The same with the term "table". This is an equally misleading term as it is not a table where something is read or picked from but it is a list of jump instructions. So whenever someone uses the term "table": he is only kidding and wants to confuse you. This is a list of sorted rjmp or jmp instructions, sorted by interrupt priority.

How not to use it

Very often one can see the following (misuse) of a vector table:
   rjmp Main ; Reset, jump to init
.org $0001
   rjmp Int0Sr ; External interrupt INT0, jump to service routine
.org $0003
   rjmp IntTc0OvflwSr ; TC0 overflow interrupt, jump to routine
That works and is fine, if you exactly know what you do. But where are all the other jumps? What if an error in interrupt enabling is made and the controller jumps to a different location? Now, completely unpredictable things will happen then, depending from the errorneous vector address.

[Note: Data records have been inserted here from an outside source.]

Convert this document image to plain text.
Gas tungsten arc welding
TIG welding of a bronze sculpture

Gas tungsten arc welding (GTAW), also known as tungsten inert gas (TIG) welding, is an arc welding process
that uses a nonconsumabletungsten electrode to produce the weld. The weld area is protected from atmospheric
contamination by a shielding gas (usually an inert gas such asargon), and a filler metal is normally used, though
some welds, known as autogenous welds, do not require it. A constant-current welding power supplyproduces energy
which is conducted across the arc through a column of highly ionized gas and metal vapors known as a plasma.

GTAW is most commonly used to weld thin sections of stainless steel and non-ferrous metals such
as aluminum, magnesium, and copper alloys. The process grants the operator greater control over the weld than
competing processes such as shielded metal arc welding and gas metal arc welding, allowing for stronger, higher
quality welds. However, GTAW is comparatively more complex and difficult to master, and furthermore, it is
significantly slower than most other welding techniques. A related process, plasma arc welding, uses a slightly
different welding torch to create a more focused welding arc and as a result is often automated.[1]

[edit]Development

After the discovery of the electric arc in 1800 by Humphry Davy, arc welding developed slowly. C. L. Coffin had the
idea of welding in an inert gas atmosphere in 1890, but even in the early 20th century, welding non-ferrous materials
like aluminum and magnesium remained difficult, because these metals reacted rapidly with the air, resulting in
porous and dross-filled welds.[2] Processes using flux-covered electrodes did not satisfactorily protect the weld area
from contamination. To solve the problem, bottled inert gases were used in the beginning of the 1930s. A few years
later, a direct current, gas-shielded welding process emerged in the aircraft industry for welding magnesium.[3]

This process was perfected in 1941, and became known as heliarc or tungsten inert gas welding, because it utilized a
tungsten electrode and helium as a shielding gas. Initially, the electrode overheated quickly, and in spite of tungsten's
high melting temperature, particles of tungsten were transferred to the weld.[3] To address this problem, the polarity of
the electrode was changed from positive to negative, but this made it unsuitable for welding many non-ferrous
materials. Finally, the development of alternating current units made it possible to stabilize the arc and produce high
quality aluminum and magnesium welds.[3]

A construction like this places the rjmps to their correct locations but leaves the space in between empty. "Empty" means in that case that there are instruction words 0xFFFF in these locations. These are the same as 0x0000 (nop) and the controller just executes the next word.

If the following code are interrupt service routines those are executed erroneously. If the main init init follows, the controller restarts all over again.

Do not do that, it is too risky.

Another argument, that the software runs on different AVRs if you use interrupt addresses instead of fixed addresses, is also very risky. In several cases ATMEL decided to change the rows of interrupts. In that case an error message of the assembler occurs (".org directive to smaller PC value!"), so that the row can be changed.